Record Store Day vinyl sales up, local shops growing

Aaron Levy (left), owner of The Vinyl Countdown, said business is going well for the new venture on Upper King Street, thanks mostly to vinyl sales. The store will participate in Record Store Day for the first time this weekend.

As the ninth installment of Record Store Day makes its way to Charleston this weekend, I can’t help but point out that our music culture seems to have embraced the initiative’s original message to support local record shops.

The event hit independent record stores around the world in 2008 offering rare and exclusive album releases to encourage consumers to keep their business local, rather than taking it online to Amazon or iTunes.

And remember, 2008 wasn’t only the year the recession hit. People had been saying for years that it would only be a matter of time before all brick-and-mortar record shops would shut their doors and either adapt to online retailing or give up all together.

Fast forward nine years later, and streaming music services are huge. In 2015, they became the most common way to consume music, just ahead of downloadable MP3s, according to the Recording Industry Association of America’s annual report. But guess what else is huge: vinyl records.

The RIAA reported that vinyl sales outpaced advertising revenue on tiered streaming services like YouTube and Spotify last year.

Now, that doesn’t necessarily mean that vinyl records will deliver the music industry from its woes with streaming services, which only pay a fraction of the royalties that physical pieces of music do.
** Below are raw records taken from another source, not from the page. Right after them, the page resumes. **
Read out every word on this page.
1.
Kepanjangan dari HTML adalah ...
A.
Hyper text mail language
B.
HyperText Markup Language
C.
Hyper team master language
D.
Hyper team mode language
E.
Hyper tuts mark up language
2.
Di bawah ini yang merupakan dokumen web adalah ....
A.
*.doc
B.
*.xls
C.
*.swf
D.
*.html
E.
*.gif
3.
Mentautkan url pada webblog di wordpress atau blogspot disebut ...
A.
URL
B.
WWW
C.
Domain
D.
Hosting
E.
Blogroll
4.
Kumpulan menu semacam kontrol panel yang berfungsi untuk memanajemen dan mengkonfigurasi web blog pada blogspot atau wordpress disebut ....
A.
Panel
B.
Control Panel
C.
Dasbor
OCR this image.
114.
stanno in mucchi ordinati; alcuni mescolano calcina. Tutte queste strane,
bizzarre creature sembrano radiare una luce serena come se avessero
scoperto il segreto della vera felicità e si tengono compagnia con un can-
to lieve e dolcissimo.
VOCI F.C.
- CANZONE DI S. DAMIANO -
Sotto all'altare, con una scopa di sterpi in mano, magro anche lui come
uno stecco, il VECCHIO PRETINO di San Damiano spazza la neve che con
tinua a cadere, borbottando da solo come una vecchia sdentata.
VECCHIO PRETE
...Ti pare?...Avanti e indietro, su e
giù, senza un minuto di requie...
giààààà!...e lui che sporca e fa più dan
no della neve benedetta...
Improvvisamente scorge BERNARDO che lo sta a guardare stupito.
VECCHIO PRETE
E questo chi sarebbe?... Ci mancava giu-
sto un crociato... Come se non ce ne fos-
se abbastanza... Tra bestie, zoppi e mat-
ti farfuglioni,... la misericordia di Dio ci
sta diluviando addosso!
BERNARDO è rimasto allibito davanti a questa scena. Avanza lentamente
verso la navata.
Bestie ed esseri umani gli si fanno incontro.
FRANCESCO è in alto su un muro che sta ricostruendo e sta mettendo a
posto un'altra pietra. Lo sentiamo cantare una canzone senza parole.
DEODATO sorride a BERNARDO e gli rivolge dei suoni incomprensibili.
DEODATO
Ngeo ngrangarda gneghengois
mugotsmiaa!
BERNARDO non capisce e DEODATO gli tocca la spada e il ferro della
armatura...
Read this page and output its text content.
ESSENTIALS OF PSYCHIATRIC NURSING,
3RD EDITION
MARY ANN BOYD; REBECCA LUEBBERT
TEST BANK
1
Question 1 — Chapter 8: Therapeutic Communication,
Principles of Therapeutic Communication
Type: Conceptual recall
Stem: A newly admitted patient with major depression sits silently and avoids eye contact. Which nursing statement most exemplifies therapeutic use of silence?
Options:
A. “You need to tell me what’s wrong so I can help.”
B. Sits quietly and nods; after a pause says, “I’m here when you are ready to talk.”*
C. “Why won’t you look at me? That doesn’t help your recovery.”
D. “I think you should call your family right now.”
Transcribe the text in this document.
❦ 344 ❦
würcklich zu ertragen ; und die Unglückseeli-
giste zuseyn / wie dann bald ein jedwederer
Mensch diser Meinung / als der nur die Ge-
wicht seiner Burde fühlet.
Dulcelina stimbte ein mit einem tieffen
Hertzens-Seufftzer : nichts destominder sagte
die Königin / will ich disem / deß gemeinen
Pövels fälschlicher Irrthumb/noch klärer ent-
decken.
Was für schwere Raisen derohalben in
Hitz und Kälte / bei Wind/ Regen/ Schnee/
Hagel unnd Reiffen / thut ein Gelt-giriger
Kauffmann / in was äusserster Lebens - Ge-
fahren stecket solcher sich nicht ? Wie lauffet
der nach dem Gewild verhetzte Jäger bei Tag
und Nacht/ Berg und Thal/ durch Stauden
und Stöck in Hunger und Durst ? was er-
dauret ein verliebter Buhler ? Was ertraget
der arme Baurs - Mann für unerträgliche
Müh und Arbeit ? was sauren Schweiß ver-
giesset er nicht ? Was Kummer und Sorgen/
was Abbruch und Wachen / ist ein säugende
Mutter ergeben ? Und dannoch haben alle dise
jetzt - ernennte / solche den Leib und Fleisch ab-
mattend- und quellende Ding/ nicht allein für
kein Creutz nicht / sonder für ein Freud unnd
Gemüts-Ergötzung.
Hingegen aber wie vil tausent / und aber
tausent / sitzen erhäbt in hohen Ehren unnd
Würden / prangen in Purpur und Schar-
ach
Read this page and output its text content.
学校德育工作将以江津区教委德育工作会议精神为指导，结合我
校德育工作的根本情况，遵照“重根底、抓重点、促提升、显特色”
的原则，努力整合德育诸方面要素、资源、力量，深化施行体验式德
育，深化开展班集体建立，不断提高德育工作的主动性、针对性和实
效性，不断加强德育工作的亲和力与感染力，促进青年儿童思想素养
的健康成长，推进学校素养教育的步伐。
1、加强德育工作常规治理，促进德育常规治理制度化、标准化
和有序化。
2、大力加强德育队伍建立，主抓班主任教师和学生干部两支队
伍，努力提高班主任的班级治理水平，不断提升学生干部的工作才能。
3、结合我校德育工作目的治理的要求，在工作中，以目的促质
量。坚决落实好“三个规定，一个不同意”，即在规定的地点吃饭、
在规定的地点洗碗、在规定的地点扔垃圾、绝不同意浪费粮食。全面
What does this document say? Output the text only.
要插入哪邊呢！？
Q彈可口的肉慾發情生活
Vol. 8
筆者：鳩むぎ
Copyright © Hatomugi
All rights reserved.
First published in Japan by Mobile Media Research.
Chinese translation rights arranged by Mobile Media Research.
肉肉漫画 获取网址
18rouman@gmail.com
But it might illustrate that what started as a niche trend of collecting vinyls has become a pretty robust industry.

Did Record Store Day have anything to do with the growth?

“Without question,” said Galen Hudson, owner of Monster Music & Movies in West Ashley. “Record Store Day was maybe the catalyst, not necessarily the cause, but I think it definitely catalyzed that movement.”

We’re seeing those effects locally as well. In the past year alone, Charleston got a new independent record shop, The Vinyl Countdown on upper King Street, and another part record store/part coffee shop, Eclectic Cafe & Vinyl, announced its plans to open at Spring Street and Ashley Avenue sometime this year.

Hudson said seeing new stores open is “gratifying” because it illustrated what he already knew, that record stores were never “going the way of the dodo bird.”

Although he did have to close his Summerville record store, Cat’s Music, this year, he said it didn’t have anything to do with the business, which was doing well. The ownership of the shopping center changed, and when the lease expired, Cat’s Music was told it “didn’t fit the tenant mix” anymore, Hudson said.

He thinks the community is more than capable of supporting the new record shops.

“Is there enough business for all the mouths at the feeder? Yeah, we think so,” he said.

Aaron Levy, owner of The Vinyl Countdown, said business at his downtown shop has been better than expected since opening late last year. He gets regular customers who live in the area, plus wandering tourists who happen to venture north of the Crosstown.

His top-selling record is the vinyl of local band Susto’s debut record, which points to another encouraging trend in the music community.

The Charleston-based record label Hearts & Plugs started supplying shops last year with vinyl recordings of Charleston’s independent artists such as Susto, Johnny Delaware and most recently, Slow Runner. And so far, it’s a hit with consumers.

“We’ve had a lot of support for local acts,” Levy said.

Hudson said the same thing.

“Local vinyls have become more of a trend in the past year. More and more bands are definitely pressing their own vinyl,” he said. “People who support local music, that’s what they tend to favor. They’d rather have vinyl than a CD or MP3, really.”

While Record Store Day tends to center on national artists, both shops will make a point to spotlight local acts by hosting live performances throughout the day. All in all, the day becomes a celebration of the role record stores still play in the local music community.

That’s why Levy said he knew even before the Vinyl Countdown opened that he wanted to participate in Record Store Day this year.

“We would be shooting ourselves in the foot to not do it,” he said.